To this day, I credit my aunt Mimi for the jolt that I needed to start. She, lovingly, played the most intense devil’s advocate during a debate on why I would enter into such a different field. She forced me to face difficult questions about myself, and my top running degree choice of Ecology and Evolutionary Biology. It was after that conversation that I realized my full passion for science and that it had been there since I was a kid watching NOVA with my Dad and taking trips to natural life museums and science-based camps. I was the biggest obstacle I had to overcome. I had to look deep within myself and find my motivation.

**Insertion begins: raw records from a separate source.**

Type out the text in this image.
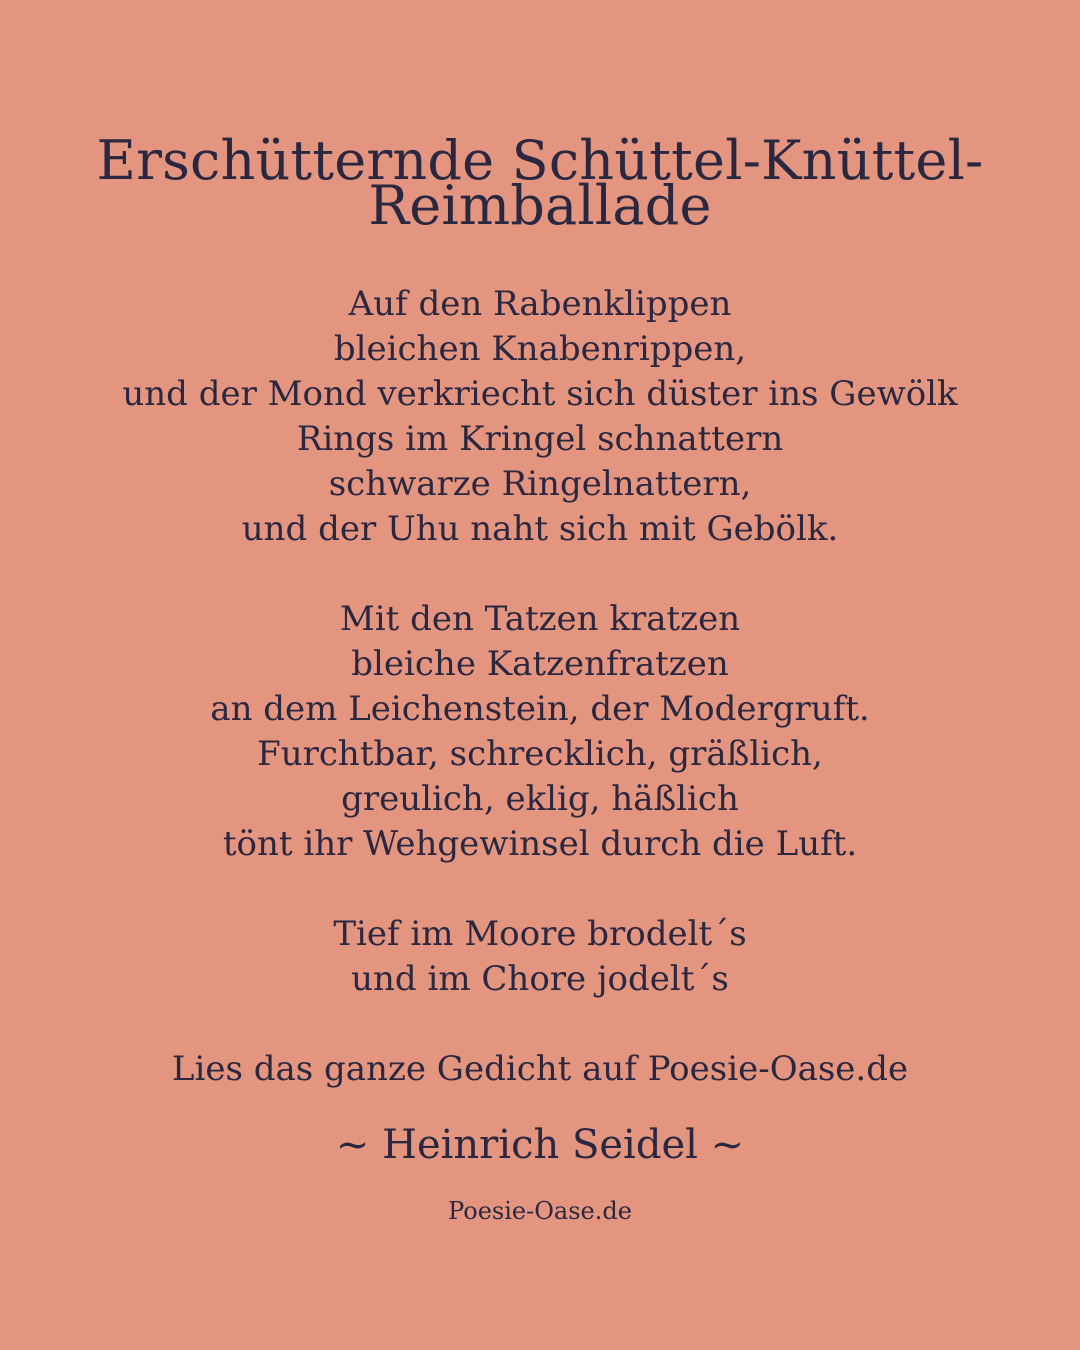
Erschütternde Schüttel-Knüttel-
Reimballade
Auf den Rabenklippen
bleichen Knabenrippen,
und der Mond verkriecht sich düster ins Gewölk
Rings im Kringel schnattern
schwarze Ringelnattern,
und der Uhu naht sich mit Gebölk.
Mit den Tatzen kratzen
bleiche Katzenfratzen
an dem Leichenstein, der Modergruft.
Furchtbar, schrecklich, gräßlich,
greulich, eklig, häßlich
tönt ihr Wehgewinsel durch die Luft.
Tief im Moore brodelt´s
und im Chore jodelt´s
Lies das ganze Gedicht auf Poesie-Oase.de
~ Heinrich Seidel ~
Poesie-Oase.de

This planet we live on has so many mysteries left unsolved. So many questions that need to be answered. More importantly, our planet needs help. There are people, groups and corporations that don’t understand the fragility of our existence here. My passion for Ecology and Evolutionary Biology has brought me out of the shell I was living in. I was merely working to make someone else money. Money that was just circled around and didn’t improve any of the outstanding issues we as a species face today. Now, I want to work for this planet. I strive to be a defender of nature and an explorer of the unknown. This degree will allow me to contribute positive change to the world through non-profit organizations like Society of Ethnobiology, or to educate and empower young women pursue a careers in science. I am unsure where exactly my path will take me, but I know that I will make a difference.